3) Circulation does not create value (266).

“If equivalents are exchanged, no surplus value results, and if non-equivalents are exchanged, we still have no surplus value” (266).

Fleshing out Marx’s explanation of the class condition, there can be no class of consumers. That is, everyone, by the very nature of circulation already explained in previous chapters, is also a producer.

We could discuss consumption based campaigns and boycott politics in continuation of this point.

Derivative, pre-modern forms of capital (266):

1) Merchantilist capital – involves sale and purchase with the withdrawal of a greater amount of money than was originally invested (ie. M-C-M’)

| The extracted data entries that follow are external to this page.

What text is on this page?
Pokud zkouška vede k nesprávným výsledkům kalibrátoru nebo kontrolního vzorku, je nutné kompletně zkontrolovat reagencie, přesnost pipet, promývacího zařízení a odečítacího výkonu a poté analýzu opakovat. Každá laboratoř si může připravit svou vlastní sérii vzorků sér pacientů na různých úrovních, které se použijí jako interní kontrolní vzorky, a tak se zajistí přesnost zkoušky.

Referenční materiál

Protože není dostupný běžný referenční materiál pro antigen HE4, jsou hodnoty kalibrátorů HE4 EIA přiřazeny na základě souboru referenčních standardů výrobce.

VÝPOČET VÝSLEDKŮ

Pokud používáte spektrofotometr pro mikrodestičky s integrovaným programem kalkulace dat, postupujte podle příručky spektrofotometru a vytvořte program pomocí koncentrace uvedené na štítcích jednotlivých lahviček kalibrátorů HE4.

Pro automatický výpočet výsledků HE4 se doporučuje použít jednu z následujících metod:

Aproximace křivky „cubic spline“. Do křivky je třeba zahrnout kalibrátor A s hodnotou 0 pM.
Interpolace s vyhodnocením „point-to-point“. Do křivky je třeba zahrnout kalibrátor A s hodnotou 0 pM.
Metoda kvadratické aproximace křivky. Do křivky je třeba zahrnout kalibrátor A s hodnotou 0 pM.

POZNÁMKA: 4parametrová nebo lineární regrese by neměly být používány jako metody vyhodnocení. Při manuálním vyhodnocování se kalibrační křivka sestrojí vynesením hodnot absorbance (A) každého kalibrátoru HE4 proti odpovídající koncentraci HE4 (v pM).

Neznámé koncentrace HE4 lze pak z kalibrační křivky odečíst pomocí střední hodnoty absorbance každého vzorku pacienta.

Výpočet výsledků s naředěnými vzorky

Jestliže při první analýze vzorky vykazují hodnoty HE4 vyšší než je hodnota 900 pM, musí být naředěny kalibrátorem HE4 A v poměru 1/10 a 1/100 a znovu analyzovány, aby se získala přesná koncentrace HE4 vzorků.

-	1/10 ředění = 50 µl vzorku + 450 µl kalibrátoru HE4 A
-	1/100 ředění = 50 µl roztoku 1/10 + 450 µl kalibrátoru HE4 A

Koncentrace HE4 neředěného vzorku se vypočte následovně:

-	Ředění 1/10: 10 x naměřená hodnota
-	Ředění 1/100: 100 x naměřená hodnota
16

2) Usurer’s capital (interest bearers’ capital)– there is no commodity involved, essentially here we are dealing with a loan incurring interest (M-M’).

Cheating and stealing

Marx gives the example of peoples in Asia Minor tricking the Roman invaders into paying more for their goods. Cleaver points out that this example parallels the antagonistic relationship between the working class and the ruling class. So, what does cheating achieve, if it does not create surplus value? Here’s what Harry Cleaver responds to this question:

“No matter how much the working class may cheat capital, either through the exchange LP – M (in which the working class can cheat by failing to provide LP in P) or through M – C(MS) via shoplifting, changing price tags, or what have you, as long as capital achieves some degree of surplus value and reinvestment, it is the working class which is, in the end, been cheated — out of that part of its life realized in surplus value (surplus work), on the one hand, and out of that part of its life lost in the reproduction of labor power as such.”

What modes of cheating occur today? Considering this could lead into a discussion around the everyday ways the class resists capital and how these may be and have been in recent history been powerful tools in the articulation of class struggle.

Valorizing value (self-valorisation) is the process of generating capital.

“This quantity of labour is expressed by the magnitude of the value of his (sic) commodity… The commodity owner can create value by his labour, but he cannot create values which valorize themselves” (268).

The process that Marx outlines means that while a producer can add value by increasing their labour in the production process, but the increased value can only be represented in the process of exchange.

The ‘double result’ is that:

“Capital cannot therefore arise from circulation, and it is equally as impossible for it to arise apart from circulation. It must have its origin both in circulation and not in circulation.” (268).